Os que colocam acima de tudo seus interesses econômicos e financeiros, ignorando a ética e o direito, estão reagindo indignados porque o Senado, no exercício de sua competência constitucional, numa primeira decisão sobre a perda do mandato da Presidente Dilma Rousseff decidiu pela procedência da acusação e numa segunda decisão, sobre a suspensão dos direitos políticos da acusada, decidiu que não deveria ser aplicada essa pena.
Por Dalmo de Abreu Dallari*, no Jornal do Brasil
A decisão foi do Senado, no exercício de sua competência constitucional, na sessão de julgamento presidida pelo Presidente do Supremo Tribunal Federal Ricardo Lewandowski, que, por disposição constitucional, estava presidindo o tribunal especial constituído de Senadores, sem ter qualquer participação nas decisões desse tribunal.
Quem acompanhou o julgamento, que foi transmitido diretamente pela televisão, viu, com toda a clareza, que o Presidente Lewandowski teve desempenho louvável, com absoluto respeito aos preceitos constitucionais e legais, mantendo-se absolutamente independente e imparcial, agindo racionalmente,com toda a firmeza e segundo os parâmetros éticos e jurídicos, apesar da extrema dificuldade decorrente da inevitável presença de fatores emocionais,influindo sobre o comportamento de participantes do julgamento,e do confronto de interesses entre acusadores e defensores da Presidente Dilma.
É importante assinalar que o Ministro Ricardo Lewandowski não foi julgador, não proferiu voto e nem de longe sugeriu que os votantes adotassem uma ou outra posição, em nenhuma das duas votações. No desempenho de seu encargo legal, limitou-se a assegurar a normalidade das votações, sem manifestar, de qualquer modo, direta ou indiretamente, sua opinião sobre qualquer dos pontos a serem decididos.

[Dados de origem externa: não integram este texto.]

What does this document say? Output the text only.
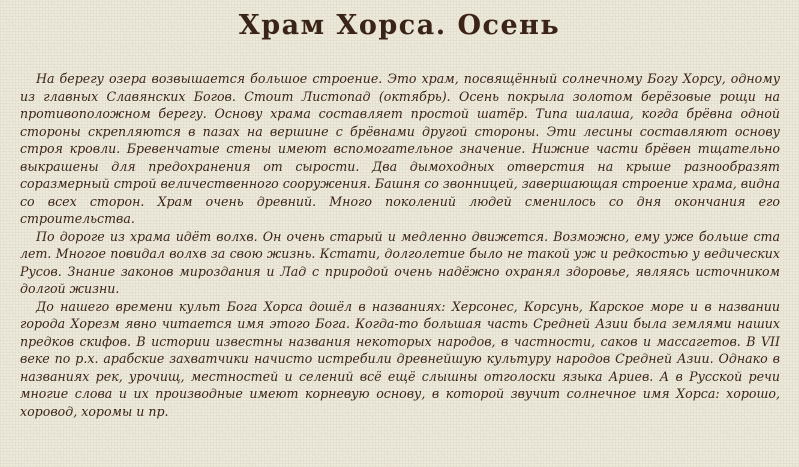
Храм Хорса. Осень

На берегу озера возвышается большое строение. Это храм, посвящённый солнечному Богу Хорсу, одному из главных Славянских Богов. Стоит Листопад (октябрь). Осень покрыла золотом берёзовые рощи на противоположном берегу. Основу храма составляет простой шатёр. Типа шалаша, когда брёвна одной стороны скрепляются в пазах на вершине с брёвнами другой стороны. Эти лесины составляют основу строя кровли. Бревенчатые стены имеют вспомогательное значение. Нижние части брёвен тщательно выкрашены для предохранения от сырости. Два дымоходных отверстия на крыше разнообразят соразмерный строй величественного сооружения. Башня со звонницей, завершающая строение храма, видна со всех сторон. Храм очень древний. Много поколений людей сменилось со дня окончания его строительства.

По дороге из храма идёт волхв. Он очень старый и медленно движется. Возможно, ему уже больше ста лет. Многое повидал волхв за свою жизнь. Кстати, долголетие было не такой уж и редкостью у ведических Русов. Знание законов мироздания и Лад с природой очень надёжно охранял здоровье, являясь источником долгой жизни.

До нашего времени культ Бога Хорса дошёл в названиях: Херсонес, Корсунь, Карское море и в названии города Хорезм явно читается имя этого Бога. Когда-то большая часть Средней Азии была землями наших предков скифов. В истории известны названия некоторых народов, в частности, саков и массагетов. В VII веке по р.х. арабские захватчики начисто истребили древнейшую культуру народов Средней Азии. Однако в названиях рек, урочищ, местностей и селений всё ещё слышны отголоски языка Ариев. А в Русской речи многие слова и их производные имеют корневую основу, в которой звучит солнечное имя Хорса: хорошо, хоровод, хоромы и пр.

Quanto ao ponto quem vem dando margem a reações enfurecidas e irracionais de acusadores da Presidente deposta, ou seja, a realização de duas votações, para decidir, em primeiro lugar, sobre a perda do mandato e, em segundo lugar, sobre a suspensão de seus direitos políticos, é conveniente e oportuno lembrar aqui dois elementos, um de fato e outro teórico-jurídico, que trazem contribuição relevante para a avaliação do que ocorreu no julgamento da Presidente Dilma Rousseff, com duas votações independentes.

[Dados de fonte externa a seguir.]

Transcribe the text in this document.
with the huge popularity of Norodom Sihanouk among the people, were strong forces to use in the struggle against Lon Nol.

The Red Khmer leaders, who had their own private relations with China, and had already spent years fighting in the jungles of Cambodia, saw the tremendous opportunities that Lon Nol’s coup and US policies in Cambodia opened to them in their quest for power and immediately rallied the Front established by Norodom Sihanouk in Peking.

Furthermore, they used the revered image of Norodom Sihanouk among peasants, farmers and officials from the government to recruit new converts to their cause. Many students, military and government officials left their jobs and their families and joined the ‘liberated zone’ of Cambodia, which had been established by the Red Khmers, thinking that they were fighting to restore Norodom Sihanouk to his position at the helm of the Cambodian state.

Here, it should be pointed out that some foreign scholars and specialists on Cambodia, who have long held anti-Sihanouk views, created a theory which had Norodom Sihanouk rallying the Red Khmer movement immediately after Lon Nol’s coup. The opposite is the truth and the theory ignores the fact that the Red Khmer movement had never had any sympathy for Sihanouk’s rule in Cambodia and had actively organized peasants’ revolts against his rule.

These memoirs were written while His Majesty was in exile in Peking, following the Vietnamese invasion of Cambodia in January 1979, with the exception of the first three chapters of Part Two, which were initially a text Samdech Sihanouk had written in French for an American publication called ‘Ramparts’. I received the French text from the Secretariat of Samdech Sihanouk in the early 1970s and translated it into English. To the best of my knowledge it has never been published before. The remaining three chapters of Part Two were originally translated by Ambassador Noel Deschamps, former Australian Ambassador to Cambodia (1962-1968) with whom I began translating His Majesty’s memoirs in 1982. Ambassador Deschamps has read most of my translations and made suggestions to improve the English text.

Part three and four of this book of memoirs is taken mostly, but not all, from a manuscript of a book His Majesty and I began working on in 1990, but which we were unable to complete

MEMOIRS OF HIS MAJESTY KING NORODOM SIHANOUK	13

Quando, em 1992, ocorreu o julgamento do então Presidente da República Fernando Collor, o Senado teve que decidir se a decisão sobre a perda do mandato e sobre a suspensão dos direitos políticos poderiam ser tratadas como duas penalidades, levando, portanto, a duas decisões. O que ocorreu foi que antes da primeira decisão o acusado renunciou ao mandato presidencial, pretendendo com isso tornar sem objeto a proposta de cassação do mandato, uma vez que em decorrência da renúncia ele já não seria mandatário.
Percebendo que a maioria dos julgadores já havia deixado evidente que votaria a favor do impeachment, ele se adiantou e renunciou ao mandato. Pretendia, com isso, impedir a segunda decisão, relativa à suspensão dos direitos políticos. Entretanto, os Senadores decidiram que a perda do objeto quanto à cassação do mandato, que era uma das penas, não impedia a decisão sobre a suspensão dos direitos políticos e realizou a segunda votação, decidindo positivamente sobre a aplicação da pena de suspensão dos direitos.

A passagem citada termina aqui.